Inspiring innovation from tradition

During the year 2011, the founders of the Institute have both followed current production–in spite of its quantity and diversity–in the many fields that make up the Historia Plantarum collection, and successfully located on the market and acquired most of the contributions that were landmarks in the historiography of Greek medicine during the 19th and 20th centuries. Many of the volumes devoted to ancient medicine in the famous Bibliotheca Teubneriana and the no-less prestigious Corpus Medicorum Graecorum can now be found in the collection.

An important portion of the newly acquired items in the collection is the series devoted to the School of Salerno, published by SISMEL-Edizioni del Galluzzo (Florence, Italy). Besides the critical edition of such major treatises as the Alphita, and the Tractatus de herbis, which had remained unpublished to date, the series provides interpretative essays by some of the best specialists of the School. Together with the constantly expanding series devoted to the many works by Arnaldo de Vilanova–also present in the collection–this corpus in construction is a major component of the medieval segment of collection, and will prove a particularly useful reference work for new research to be performed by scholars and visitors of the Institute.

Also, the Institute has singularly accrued its collection of digital images of Greek medical manuscripts, with a special focus on fragile iatrosofia, to be found in little-known collections, sometimes quite difficult to access. Coupled with the world census of iatrosofia currently in preparation in the Institute, these images will constitute a unique resource for the study of the continuity of Greek medicine among the Greek speaking populations in the Ottoman Empire through the early 20th century. One of such iatrosofia has been published during the year with an interpretative study that will serve for years to come as an instrument for the understanding of the whole genre.

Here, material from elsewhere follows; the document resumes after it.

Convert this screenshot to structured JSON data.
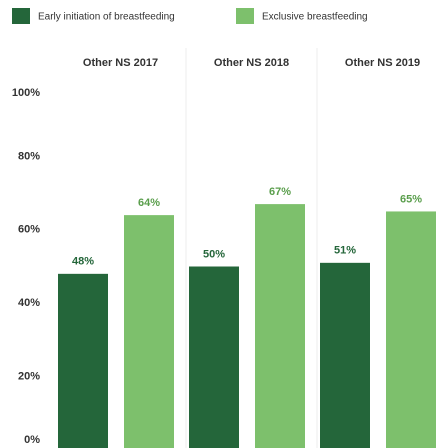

As in the past, the Institute has received donations of books from individuals, including papers and archives of retiring historians of ancient and medieval medicine, who wish to have their documentation preserved as the living memory of current historiography of medicine in a safe, accessible and thematically relevant repository.

Additionally, the Institute has laid down the basis of its next collection: a library of digital medical texts that will contain both published and unpublished–and often also unknown–texts. To this end, the Institute has created appropriate shelving–of a digital nature– in the form of new Web sites.

To provide its transdisciplinary research programs with the necessary material, the Institute has pursued during the year 2011 its efforts to create a garden of medicinal plants. This collection of living plants will contain most of the species mentioned in ancient and medieval treatises on materia medica. Ideally, this garden should be made of an experimental station for plant breeding, and a display and educational garden aimed at schools, curious, and, of course, gardeners, chefs and gourmets! Just like the other collections of the Institute, this one will provide the substance of research programs, devoted, in the specific case, to explore the therapeutic properties of the plants according to the ancient literature.